Nitric oxide (NO) plays a fundamental role in the regulation of endothelial function and vascular tone in many organs, including the kidney. NO inhibits platelet aggregation, leukocyte adhesion to vascular endothelium and oxidation of low-density lipoprotein (LDL) [1]. Endothelium-derived NO is synthesised from L-arginine by NO synthase encoded by the endothelial NO synthase (eNOS or NOS3) gene, mapped to chromosome 7q36. Upon release, NO diffuses rapidly through the cell membrane and relaxes neighbouring vascular smooth cells through the production of cyclic guanine 3’5’-monophosphate (cGMP). cGMP then activates the protein kinase G family, leading to a cascade of responses at the levels of transcription and translation. The increase in cGMP levels forms the basis for regulation of several physiological functions, including relaxation of vascular smooth muscle cells. Impairment of NO production causes endothelial dysfunction, which contributes to the development of insulin resistance, type 2 diabetes mellitus (T2DM), chronic renal failure, and cardiovascular complications including hypertension and hypercholesterolaemia [2]. Due to the importance of eNOS in the generation of NO that regulates endothelium dependent vasodilation in many organs; several epidemiological studies are in the process of evaluating whether genetic polymorphisms in the eNOS gene, and alteration in eNOS activity and NO availability, are associated with T2DM, cardiovascular and renal diseases.

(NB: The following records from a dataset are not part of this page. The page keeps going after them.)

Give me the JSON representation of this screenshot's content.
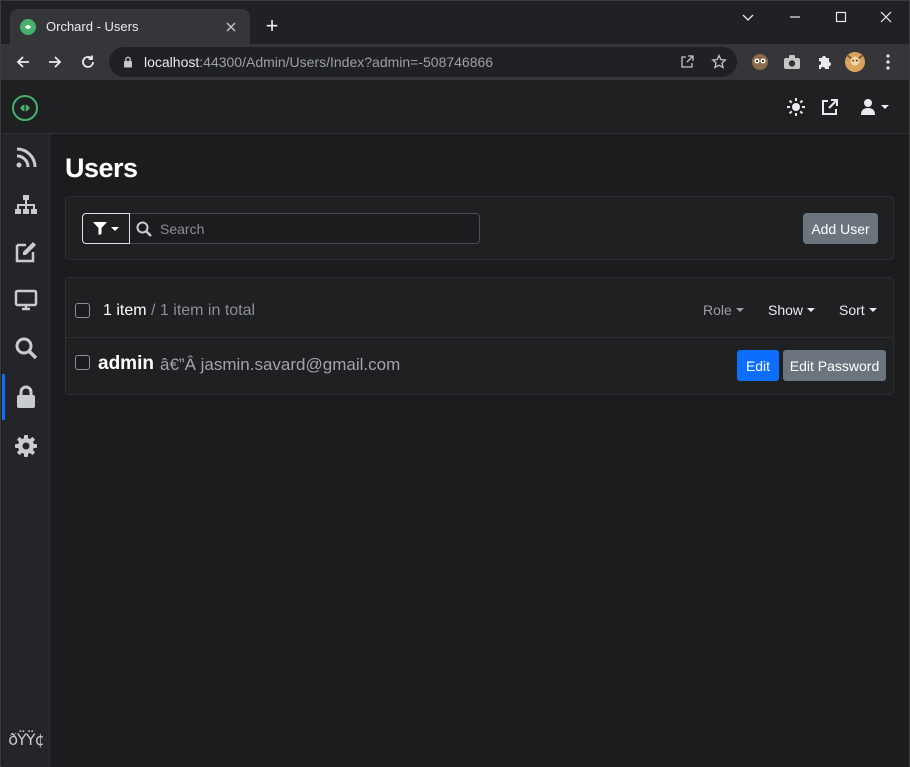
{
  "browser": {
    "tab_title": "Orchard - Users",
    "new_tab": "+",
    "url_host": "localhost",
    "url_rest": ":44300/Admin/Users/Index?admin=-508746866"
  },
  "sidebar": {
    "items": [
      {
        "icon": "rss-icon"
      },
      {
        "icon": "sitemap-icon"
      },
      {
        "icon": "edit-icon"
      },
      {
        "icon": "desktop-icon"
      },
      {
        "icon": "search-icon"
      },
      {
        "icon": "lock-icon",
        "active": true
      },
      {
        "icon": "gear-icon"
      }
    ],
    "bottom_text": "ðŸŸ¢"
  },
  "page": {
    "title": "Users",
    "search_placeholder": "Search",
    "add_user_label": "Add User"
  },
  "list": {
    "count_strong": "1 item",
    "count_muted": " / 1 item in total",
    "role_label": "Role",
    "show_label": "Show",
    "sort_label": "Sort",
    "rows": [
      {
        "name": "admin",
        "email": "â€”Â jasmin.savard@gmail.com",
        "edit_label": "Edit",
        "edit_password_label": "Edit Password"
      }
    ]
  },
  "colors": {
    "accent": "#0d6efd",
    "brand": "#48b06a",
    "secondary": "#6c757d"
  }
}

Over the last few years, several polymorphisms of the eNOS gene have been identified, and their association with various diseases has been explored. In particular, a singlenucleotide polymorphism (SNP) in the promoter region (T-786C), a G to T substitution at nucleotide 894 in exon 7 of eNOS, which leads to an amino acid change from Glu to Asp at codon 298 (Glu298Asp), and a 27 bp variable number of tandem repeats (27bp-VNTR) polymorphism in intron 4 have received most of the attention, because of their functional relevance to eNOS activity. The T-786C promoter polymorphism reduces the promoter activity and thus affects eNOS protein expression and eNOS activity [3]. The Glu298Asp polymorphism causes a structural change of the eNOS protein and reduces eNOS activity. In the 27-bp repeat of intron 4, two alleles have been identified, the larger of which, eNOS-4b, has five tandem 27-bp repeats (GAAGTCTAGACCTGCTGC(A/G) GGGGTGAG) and the smaller, eNOS-4a, has four repeats. The 27bp-VNTR reduces the plasma concentration of nitric oxide [4]. However, genetic studies examining the association of T-786C, Glu298Asp and 27bp-VNTR polymorphisms with cardiovascular and renal diseases have yielded conflicting conclusions [5].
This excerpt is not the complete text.